US Airways Flight 1549 was not able to return to the airport when such a thing happened, and landed in the Hudson River instead. Everyone escaped the aircraft and took flights on a different day. What took down Flight 1549? Birds - large Canada snow geese.
Birds instinctively dive away from aircraft when they see it coming, but I’ve taken a bird strike that left a big dent in the leading edge of the left wing on a Learjet. I’ve also experienced a direct hit on the windshield in the middle of the night. The impact was so loud my co-pilot was wide-eyed with shock.
Birds are relatively soft and light weight, but what about drones? What instinct, what self-preservation system do they have to avoid aircraft? None.

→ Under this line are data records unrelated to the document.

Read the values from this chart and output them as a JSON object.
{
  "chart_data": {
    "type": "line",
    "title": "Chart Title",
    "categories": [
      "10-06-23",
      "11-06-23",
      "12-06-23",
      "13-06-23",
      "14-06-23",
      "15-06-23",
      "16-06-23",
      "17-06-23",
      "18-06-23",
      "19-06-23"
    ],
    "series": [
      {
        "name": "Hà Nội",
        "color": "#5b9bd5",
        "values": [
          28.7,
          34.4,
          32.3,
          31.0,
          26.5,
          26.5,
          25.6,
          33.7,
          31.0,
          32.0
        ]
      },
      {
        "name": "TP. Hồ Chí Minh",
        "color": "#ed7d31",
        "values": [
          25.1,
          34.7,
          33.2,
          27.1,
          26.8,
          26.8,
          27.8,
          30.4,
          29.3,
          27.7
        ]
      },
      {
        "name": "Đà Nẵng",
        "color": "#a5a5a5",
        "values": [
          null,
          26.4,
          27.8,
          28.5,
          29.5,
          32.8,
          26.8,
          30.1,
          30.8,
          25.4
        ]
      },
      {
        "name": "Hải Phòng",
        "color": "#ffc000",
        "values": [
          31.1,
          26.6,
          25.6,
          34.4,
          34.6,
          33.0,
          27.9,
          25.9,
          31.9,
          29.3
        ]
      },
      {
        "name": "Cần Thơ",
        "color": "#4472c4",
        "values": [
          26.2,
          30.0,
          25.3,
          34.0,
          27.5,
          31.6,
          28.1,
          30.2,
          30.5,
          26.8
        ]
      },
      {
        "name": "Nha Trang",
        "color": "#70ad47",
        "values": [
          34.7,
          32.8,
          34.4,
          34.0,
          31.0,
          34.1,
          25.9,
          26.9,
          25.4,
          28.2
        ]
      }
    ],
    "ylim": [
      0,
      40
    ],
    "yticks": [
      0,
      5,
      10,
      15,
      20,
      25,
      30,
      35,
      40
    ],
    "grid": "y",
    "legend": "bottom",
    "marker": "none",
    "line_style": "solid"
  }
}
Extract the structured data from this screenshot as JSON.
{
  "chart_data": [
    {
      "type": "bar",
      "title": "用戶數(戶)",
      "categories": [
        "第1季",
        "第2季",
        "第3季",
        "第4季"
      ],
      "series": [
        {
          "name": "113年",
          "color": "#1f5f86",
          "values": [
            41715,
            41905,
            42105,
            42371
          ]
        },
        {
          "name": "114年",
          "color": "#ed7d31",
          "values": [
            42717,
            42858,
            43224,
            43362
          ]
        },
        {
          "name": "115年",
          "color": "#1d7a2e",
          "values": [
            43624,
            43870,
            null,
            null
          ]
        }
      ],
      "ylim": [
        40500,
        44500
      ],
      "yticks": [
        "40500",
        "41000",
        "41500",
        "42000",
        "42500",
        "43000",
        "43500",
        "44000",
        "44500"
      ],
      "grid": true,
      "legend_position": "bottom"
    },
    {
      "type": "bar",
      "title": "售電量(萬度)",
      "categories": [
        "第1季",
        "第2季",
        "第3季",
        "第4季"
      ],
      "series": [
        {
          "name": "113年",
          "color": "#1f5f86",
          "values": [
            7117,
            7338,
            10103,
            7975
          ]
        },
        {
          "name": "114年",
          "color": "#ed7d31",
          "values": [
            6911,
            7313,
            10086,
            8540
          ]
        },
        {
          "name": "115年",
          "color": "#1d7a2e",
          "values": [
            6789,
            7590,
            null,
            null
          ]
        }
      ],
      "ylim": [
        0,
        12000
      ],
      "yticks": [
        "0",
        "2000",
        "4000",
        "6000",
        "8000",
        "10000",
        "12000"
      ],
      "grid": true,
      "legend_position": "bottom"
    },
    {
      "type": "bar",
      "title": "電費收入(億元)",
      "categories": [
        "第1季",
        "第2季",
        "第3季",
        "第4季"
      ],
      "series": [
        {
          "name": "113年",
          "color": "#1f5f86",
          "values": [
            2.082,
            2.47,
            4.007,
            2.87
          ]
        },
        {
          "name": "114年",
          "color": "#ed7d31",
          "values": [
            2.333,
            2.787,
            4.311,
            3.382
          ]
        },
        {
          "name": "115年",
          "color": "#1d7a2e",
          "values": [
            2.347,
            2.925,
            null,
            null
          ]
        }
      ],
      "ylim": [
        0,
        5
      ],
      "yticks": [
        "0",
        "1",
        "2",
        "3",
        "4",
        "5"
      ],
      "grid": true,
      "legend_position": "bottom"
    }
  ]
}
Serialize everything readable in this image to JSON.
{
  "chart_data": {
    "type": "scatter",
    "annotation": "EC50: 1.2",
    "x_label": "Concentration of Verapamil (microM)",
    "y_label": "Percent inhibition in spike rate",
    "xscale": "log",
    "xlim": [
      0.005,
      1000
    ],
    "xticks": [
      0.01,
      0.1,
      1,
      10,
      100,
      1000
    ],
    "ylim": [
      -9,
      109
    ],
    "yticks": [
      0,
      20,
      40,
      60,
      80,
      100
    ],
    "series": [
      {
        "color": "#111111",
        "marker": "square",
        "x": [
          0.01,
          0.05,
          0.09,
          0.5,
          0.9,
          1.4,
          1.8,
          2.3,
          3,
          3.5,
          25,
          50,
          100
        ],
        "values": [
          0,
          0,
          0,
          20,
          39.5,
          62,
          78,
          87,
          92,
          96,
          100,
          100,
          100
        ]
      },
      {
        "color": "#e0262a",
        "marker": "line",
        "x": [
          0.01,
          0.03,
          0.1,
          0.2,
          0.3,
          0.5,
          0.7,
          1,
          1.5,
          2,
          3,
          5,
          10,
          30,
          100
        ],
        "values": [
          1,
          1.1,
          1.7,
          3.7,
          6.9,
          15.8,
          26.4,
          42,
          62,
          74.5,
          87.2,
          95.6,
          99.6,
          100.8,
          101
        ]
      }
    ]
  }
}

The FAA has been under pressure to create regulations for drones. Amazon, Google and Walmart are chomping at the bit to offer delivery services via drone and are discovering the FAA does nothing fast, frustrating those companies drooling over potential profit increases.
More than one million buzzing, bug-like drone craft will be sold as "Christmas presents" this year. What’s to keep someone from flying one into an airliner landing at Bush? A drone operator not trained properly or who is cavalier about their responsibility can cause real trouble, so now those who play with drones will be subject to regulations.
FAA: Flying a drone anywhere in U.S. airspace automatically makes the operator become part of the U.S. aviation system. Under the law, the drone is an aircraft, so while rules for drones may be different, drone operators carry responsibility for safe operation, the same as a Cessna or 747 pilot.
Linda: The FAA is still working on the new regulations but the agency is opening the door to commercial drone operations. What must be answered is how to certify the person operating the drone craft, and this next part is very important.
Last week the FAA authorized Kansas State University Polytechnic to train students and companies on flying unmanned aircraft, and created a mandatory registration process for drones.
Drones weighing more than 0.55 pounds it must be registered. The process is simple, and can be done through an app or online. An electronic certificate is immediately issued along with an identification number that must be marked on the drone prior to it being flown. The FAA then provides the new drone owner with information on where it is legal and not legal to fly their toy.
Federal guidelines for safe flight include no flying at night, no flying beyond line-of-sight, and no flying over populated areas. Operators must act responsibly. If an accident occurs the results can devastate entire families.
If you or someone you know is purchasing a drone this year, be sure you play it safe, play by the rules, and don’t risk lives: register your drone and fly it safely, avoiding incursions.